The population affected with TTP, has been reported to be four cases per million people per year, with women being more affected than men. The main symptoms of TTP are reduced platelet count (thrombocytopenia), microangiopathic hemolytic anemia, renal dysfunction, heart attack, abdominal pain, nausea and vomiting.

 

Types of TTP

 

TTP is classified into two general types Congenital and acquired. Congenital TTP is a hereditary disease caused due to mutation in ADAMTS13 gene, characterised by absence of ADAMTS13 in circulation. Treatment includes plasma infusion therapy, where donor ADAMTS13 is supplied, by administration of fresh frozen plasma.

 

Acquired TTP is a autoimmune disorder where anti antibodies are developed against ADAMTS13, which then bind to active ADAMTS13 and block the activity of the enzyme. Patients are treated with plasma exchange therapy, where autoantibodies of ADAMTS13 are removed from plasma and replaced with donor fresh plasma. This process is continued until the patient has normal platelet count.
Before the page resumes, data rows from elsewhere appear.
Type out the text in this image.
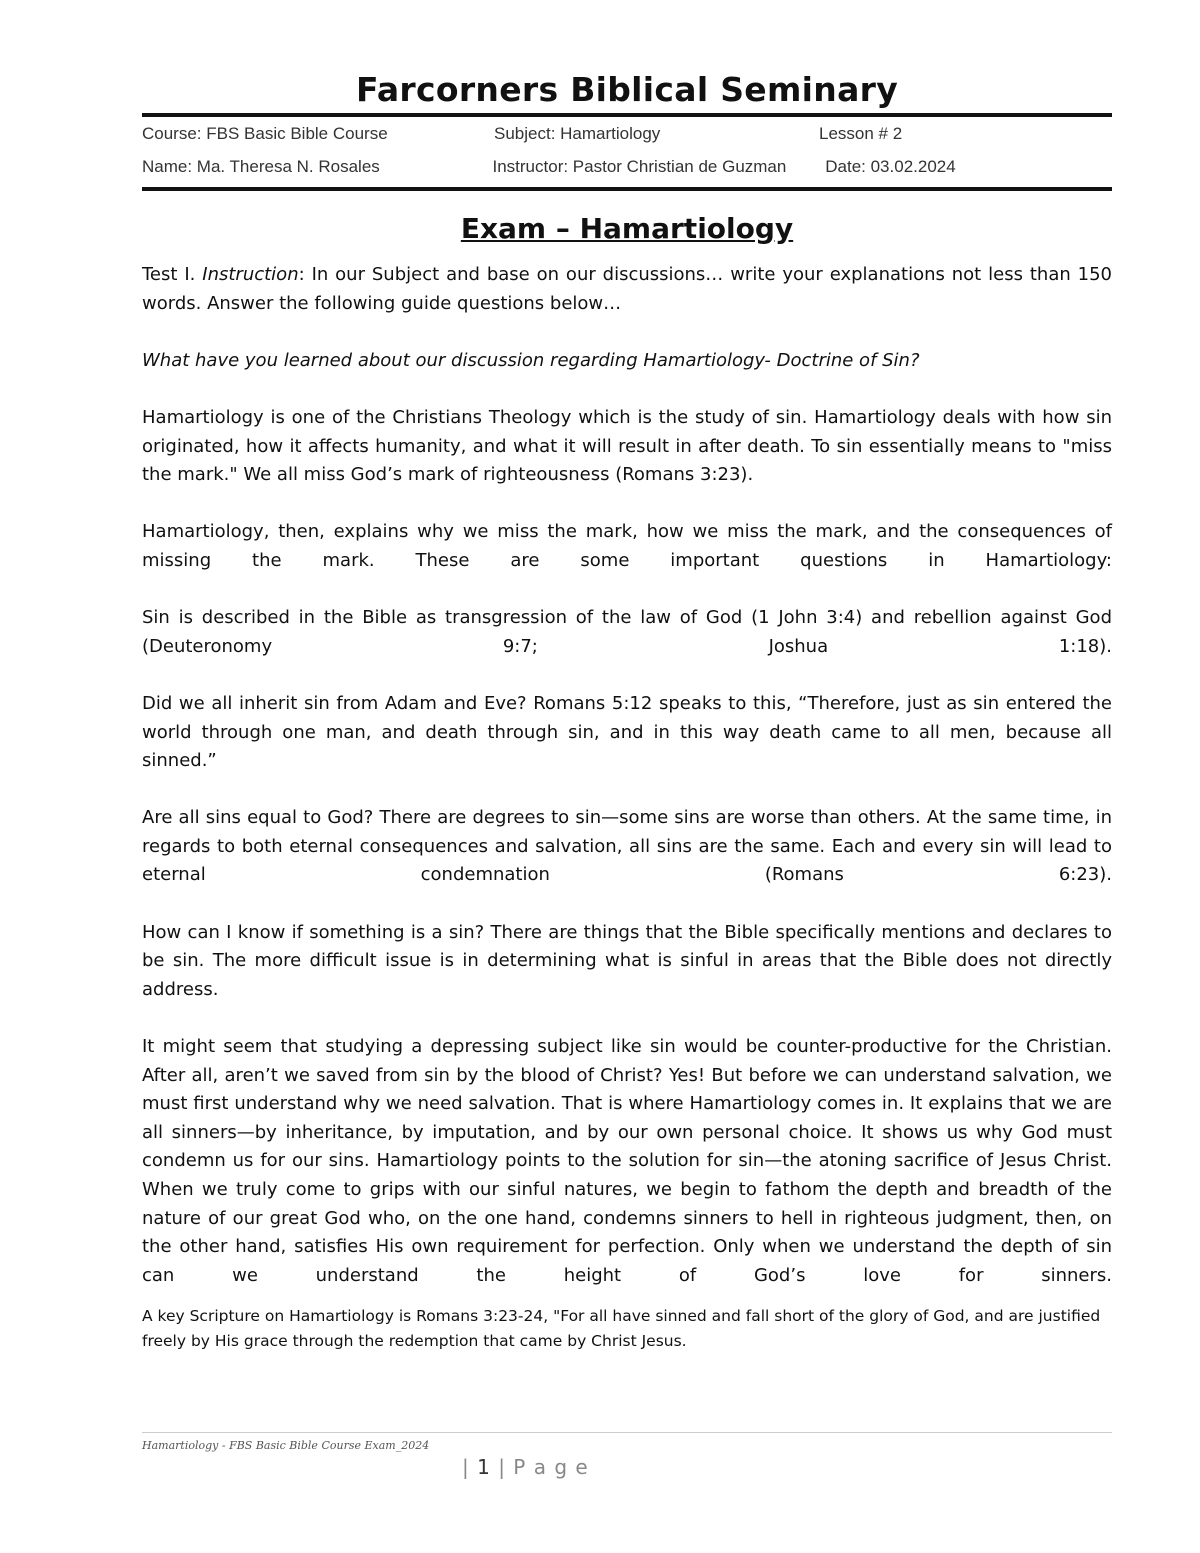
Farcorners Biblical Seminary
Course: FBS Basic Bible Course	Subject: Hamartiology	Lesson # 2
Name: Ma. Theresa N. Rosales	Instructor: Pastor Christian de Guzman	Date: 03.02.2024
Exam – Hamartiology

Test I. Instruction: In our Subject and base on our discussions… write your explanations not less than 150 words. Answer the following guide questions below…

What have you learned about our discussion regarding Hamartiology- Doctrine of Sin?

Hamartiology is one of the Christians Theology which is the study of sin. Hamartiology deals with how sin originated, how it affects humanity, and what it will result in after death. To sin essentially means to "miss the mark." We all miss God’s mark of righteousness (Romans 3:23).

Hamartiology, then, explains why we miss the mark, how we miss the mark, and the consequences of missing the mark. These are some important questions in Hamartiology:

Sin is described in the Bible as transgression of the law of God (1 John 3:4) and rebellion against God (Deuteronomy 9:7; Joshua 1:18).

Did we all inherit sin from Adam and Eve? Romans 5:12 speaks to this, “Therefore, just as sin entered the world through one man, and death through sin, and in this way death came to all men, because all sinned.”

Are all sins equal to God? There are degrees to sin—some sins are worse than others. At the same time, in regards to both eternal consequences and salvation, all sins are the same. Each and every sin will lead to eternal condemnation (Romans 6:23).

How can I know if something is a sin? There are things that the Bible specifically mentions and declares to be sin. The more difficult issue is in determining what is sinful in areas that the Bible does not directly address.

It might seem that studying a depressing subject like sin would be counter-productive for the Christian. After all, aren’t we saved from sin by the blood of Christ? Yes! But before we can understand salvation, we must first understand why we need salvation. That is where Hamartiology comes in. It explains that we are all sinners—by inheritance, by imputation, and by our own personal choice. It shows us why God must condemn us for our sins. Hamartiology points to the solution for sin—the atoning sacrifice of Jesus Christ. When we truly come to grips with our sinful natures, we begin to fathom the depth and breadth of the nature of our great God who, on the one hand, condemns sinners to hell in righteous judgment, then, on the other hand, satisfies His own requirement for perfection. Only when we understand the depth of sin can we understand the height of God’s love for sinners.

A key Scripture on Hamartiology is Romans 3:23-24, "For all have sinned and fall short of the glory of God, and are justified freely by His grace through the redemption that came by Christ Jesus.

Hamartiology - FBS Basic Bible Course Exam_2024
| 1 | P a g e
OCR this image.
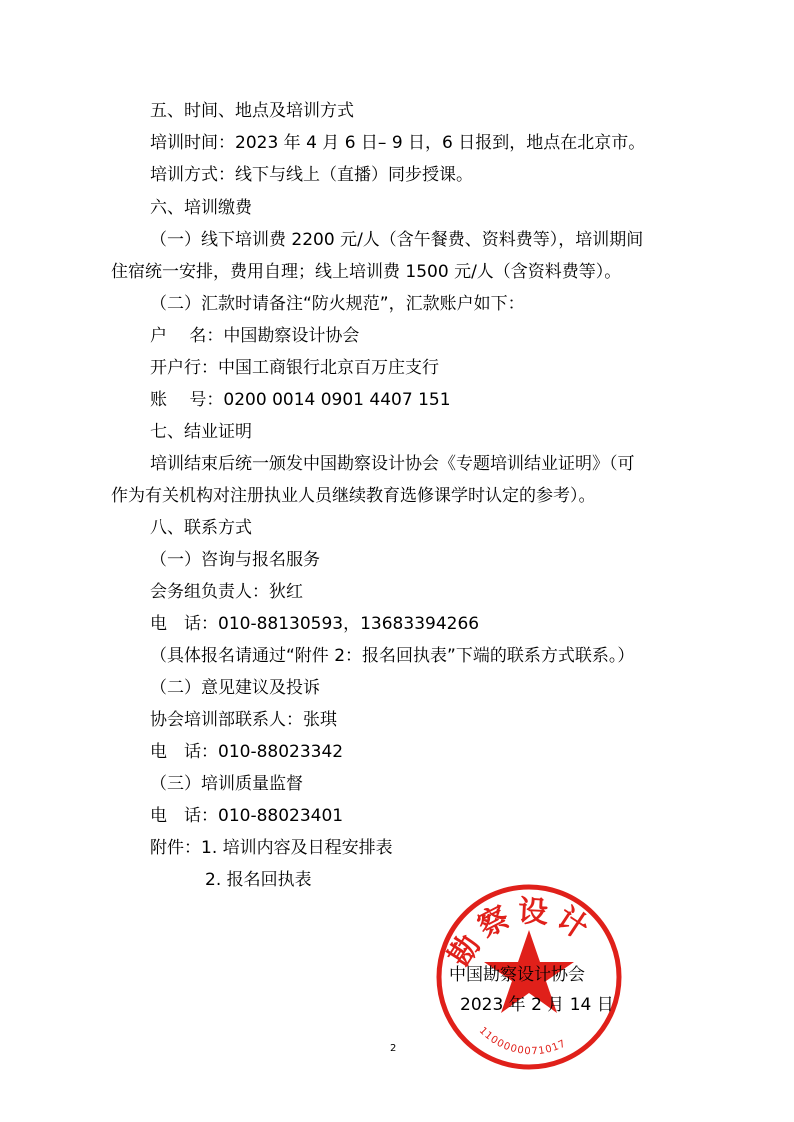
五、时间、地点及培训方式
培训时间：2023 年 4 月 6 日– 9 日，6 日报到，地点在北京市。
培训方式：线下与线上（直播）同步授课。
六、培训缴费
（一）线下培训费 2200 元/人（含午餐费、资料费等），培训期间
住宿统一安排，费用自理；线上培训费 1500 元/人（含资料费等）。
（二）汇款时请备注“防火规范”，汇款账户如下：
户　 名：中国勘察设计协会
开户行：中国工商银行北京百万庄支行
账　 号：0200 0014 0901 4407 151
七、结业证明
培训结束后统一颁发中国勘察设计协会《专题培训结业证明》（可
作为有关机构对注册执业人员继续教育选修课学时认定的参考）。
八、联系方式
（一）咨询与报名服务
会务组负责人：狄红
电　话：010-88130593，13683394266
（具体报名请通过“附件 2：报名回执表”下端的联系方式联系。）
（二）意见建议及投诉
协会培训部联系人：张琪
电　话：010-88023342
（三）培训质量监督
电　话：010-88023401
附件：1. 培训内容及日程安排表
2. 报名回执表
勘察设计
1100000071017
中国勘察设计协会
2023 年 2 月 14 日
2
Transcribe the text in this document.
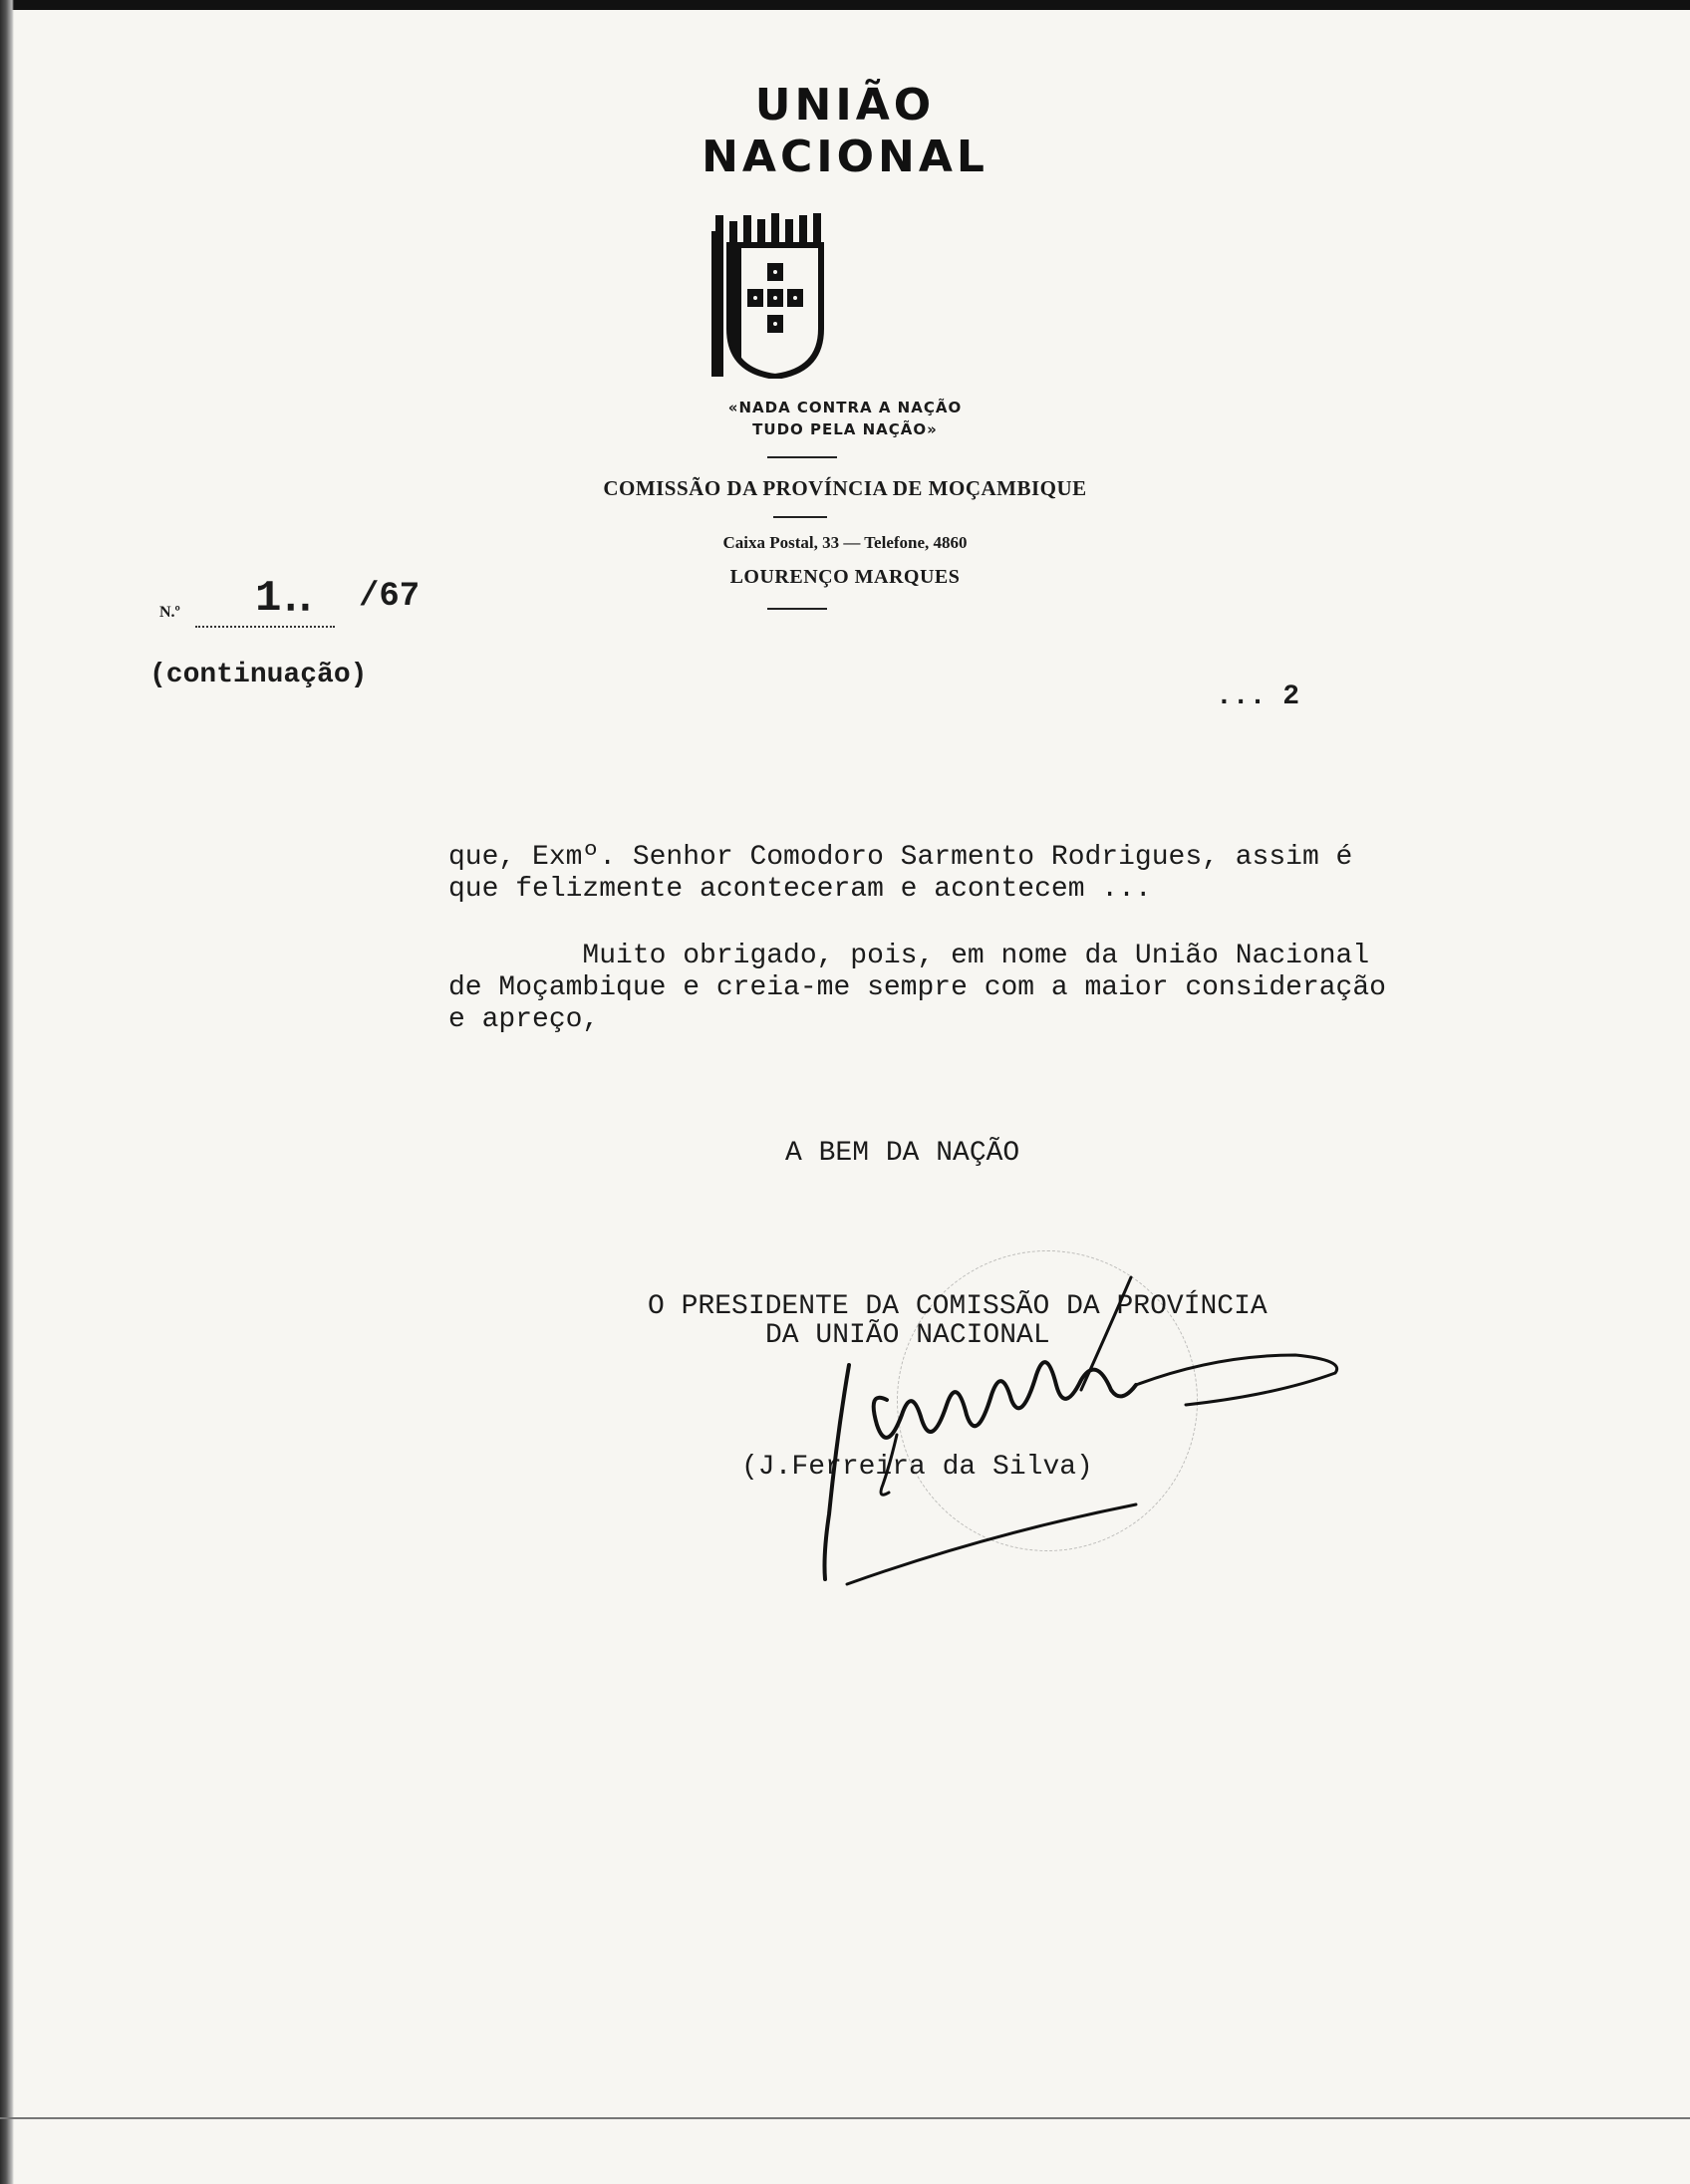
UNIÃO
NACIONAL
«NADA CONTRA A NAÇÃO
TUDO PELA NAÇÃO»
COMISSÃO DA PROVÍNCIA DE MOÇAMBIQUE
Caixa Postal, 33 — Telefone, 4860
LOURENÇO MARQUES
N.º 1‥ /67
(continuação)
... 2
que, Exmº. Senhor Comodoro Sarmento Rodrigues, assim é
que felizmente aconteceram e acontecem ...
Muito obrigado, pois, em nome da União Nacional
de Moçambique e creia-me sempre com a maior consideração
e apreço,
A BEM DA NAÇÃO
O PRESIDENTE DA COMISSÃO DA PROVÍNCIA
DA UNIÃO NACIONAL
(J.Ferreira da Silva)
It is difficult to suppress the autoantibody formation against ADAMTS13, hence the treatment is combined with an immunosuppressant such as Rituximab which assists in programmed cell death of B-cells.

 

Animal models of TTP

 

Animal models are useful tools for understanding the mechanism of TTP and for testing new strategies for prevention and treatment of TTP. In order to understand the disease mechanism, TTP is induced in animals (preferably mice) either by genetic modification or administration of auto antibodies. Different therapies are being tested on these ADAMTS13 deficient mice. Research has shown that additional environmental factors such as infection, pregnancy, heavy alcohol intake, trauma, myocardial infection and surgical procedures are required to trigger TTP. Hence, absence of ADAMTS13 alone does not cause TTP, a secondary trigger is needed for generating this rare disease.